Há anos o fotógrafo Orlando Azevedo (1949) produz marinhas, denominadas arqueologia da morte, em que animais mortos e objetos em deterioração são recolhidos como “náufragos da existência”, conforme define o próprio autor. Trata-se de um olhar da morte como “a grande viagem da passagem e da vida”, na qual a fotografia, em um resgate da memória, promove a ressureição da extinção.
Arqueologia porque reconstitui o que foi a vida e o que foi desejo, porque insinua que o tempo foi interrompido, que a morte evidente dos restos apela para a vida que foi, analisa a historiadora portuguesa Maria do Carmo Séren. Com o patrocínio da HP-Brasil e da Canson Infinity Brasil-Indústria de Papéis Especiais e o apoio do Governo do Paraná, da Secretaria de Estado da Cultura e da Caixa, é com satisfação que este Museu exibe Marinhas – Arqueologia da Morte.
A natureza rizomaticamente enigmática da realidade – essa realidade onde os opostos não o são, antes lutam e coexistem com a despreocupação duma lógica que ignoramos, - deveria ter-nos ensinado que a alteridade é a regra do mundo, onde tudo é e não é, onde o bem e o mal coincidem, onde a diversidade não oculta o corpo único da nossa desorientação.
Talvez por isso mesmo o espírito barroco domine hoje os nossos desvarios e as nossas reflexões. Foi dentro deste alerta do espírito crítico sobre o enigma do trânsito das coisas, que mudando, não deixam de ser o mesmo, que Orlando Azevedo nos apresenta a sua espantosa colecção de desperdícios do mar, restos em decomposição de peixes ou aves, ossos, espinhas e cartilagens ósseas, invólucros ou conchas de vidas pretéritas, restos orgânicos de esgotamento, imprevidência ou devoção alheia, mas também objectos fabricados que reforçam o arrepio das coisas mortas e dos seus efeitos: a oxidada tesoura, o cutelo de ferro, o ursinho sacrificado. É arqueologia porque nos reconstitui o que foi vida e o que foi desejo; porque nos insinua que o tempo foi interrompido, que a morte evidente dos restos apela para a vida que foi. Os restos mais perturbadores anexam o horror barroco da emoção: os pássaros que apenas habitaram a água por desleixo e por ritual, desprotegidos do seu antigo esplendor e reduzidos a quimeras adivinhadas. O mar recusou-os e devolveu-os.

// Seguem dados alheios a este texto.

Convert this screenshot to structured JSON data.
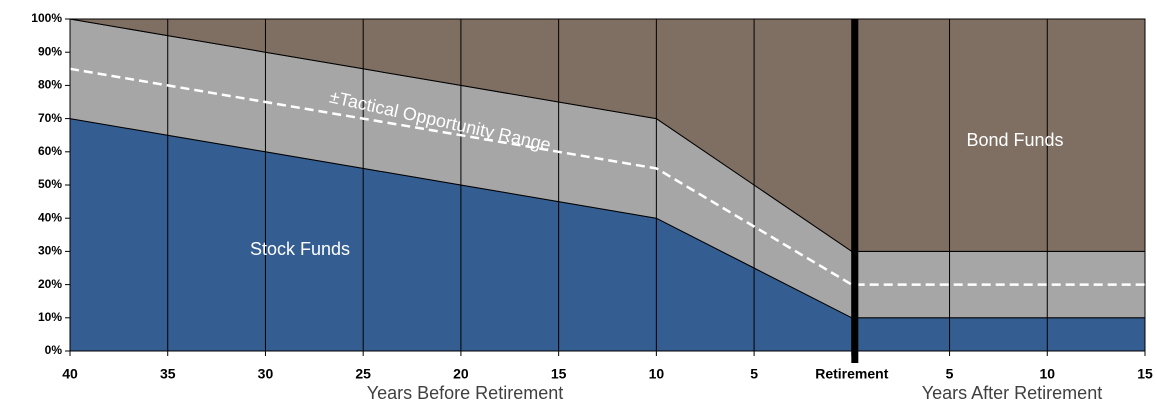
{
  "chart_data": {
    "type": "stacked_area",
    "categories": [
      "40",
      "35",
      "30",
      "25",
      "20",
      "15",
      "10",
      "5",
      "Retirement",
      "5",
      "10",
      "15"
    ],
    "series": [
      {
        "name": "Stock Funds",
        "color": "#345d91",
        "values": [
          70,
          65,
          60,
          55,
          50,
          45,
          40,
          25,
          10,
          10,
          10,
          10
        ]
      },
      {
        "name": "±Tactical Opportunity Range",
        "color": "#a6a6a6",
        "values": [
          30,
          30,
          30,
          30,
          30,
          30,
          30,
          25,
          20,
          20,
          20,
          20
        ]
      },
      {
        "name": "Bond Funds",
        "color": "#7f6f62",
        "values": [
          0,
          5,
          10,
          15,
          20,
          25,
          30,
          50,
          70,
          70,
          70,
          70
        ]
      }
    ],
    "midline": {
      "color": "#ffffff",
      "values": [
        85,
        80,
        75,
        70,
        65,
        60,
        55,
        37.5,
        20,
        20,
        20,
        20
      ]
    },
    "x_labels": [
      "Years Before Retirement",
      "Years After Retirement"
    ],
    "ylim": [
      0,
      100
    ],
    "yticks": [
      {
        "value": 0,
        "label": "0%"
      },
      {
        "value": 10,
        "label": "10%"
      },
      {
        "value": 20,
        "label": "20%"
      },
      {
        "value": 30,
        "label": "30%"
      },
      {
        "value": 40,
        "label": "40%"
      },
      {
        "value": 50,
        "label": "50%"
      },
      {
        "value": 60,
        "label": "60%"
      },
      {
        "value": 70,
        "label": "70%"
      },
      {
        "value": 80,
        "label": "80%"
      },
      {
        "value": 90,
        "label": "90%"
      },
      {
        "value": 100,
        "label": "100%"
      }
    ],
    "grid": true
  }
}
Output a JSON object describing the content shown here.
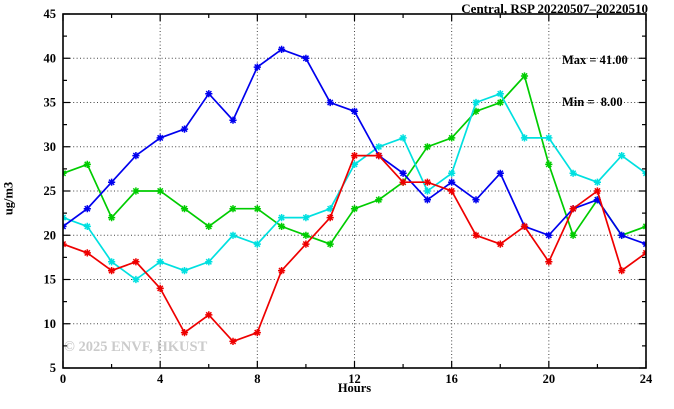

O espírito barroco vive de analogias, metáforas e alegorias; das tonalidades envelhecidas, muito quentes e muito frias, da solenidade e do artifício da apresentação; da ênfase e do enigma. Enfatiza o vivo e o morto, afirma que o enigma do mundo não é a mudança, mas o facto de, da mudança, permanecer o mesmo. O espírito enigmático que norteou a rica e luxuosa colecção produzida por Orlando de Azevedo, onde o belo se produz na encenação do horrível, insinua-nos a ideia de petrificação, onde se perfilam mitos de sempre que a ciência desdenha e assume e a fotografia representa. O que une os restos orgânicos é a arqueologia da morte, mas também práticas para a ignorar; os restos fabricados, sucedâneos do desejo ou congratulação com a morte, falam do homem e da sua apropriação da vida. E Orlando Azevedo em imagens a que não podemos fugir, centrou-se na experiência barroca: a coincidência entre o racional e o irracional, do saber pragmático orientado para a acção com um pensamento deliberadamente indeterminado, mas com um código simbólico que bem traduzimos, nesta era de movimentos pacifistas, ecológicos e emotividade das novas religiões.
Num cenário solene de excesso de morte e de efemeridade das coisas e dos quereres, a poética do enigma justifica a vida. O mar é também a areia, as rochas, o medo e a imensidão mutante e permanente.
O enigma, - este enigma que “Marinhas” como Arqueologias da Morte anunciada nos propõe, representa também a religião da beleza que nos guia. A solenização é do objecto e do símbolo, não do corpo como o que foi vida, mas como um modo, uma paisagem. O espírito barroco usou o enigma prático, aquele que ia criando a luxuriante mudança do mesmo e faz a arqueologia do saber sobre a vida: é disso que Orlando de Azevedo nos fala.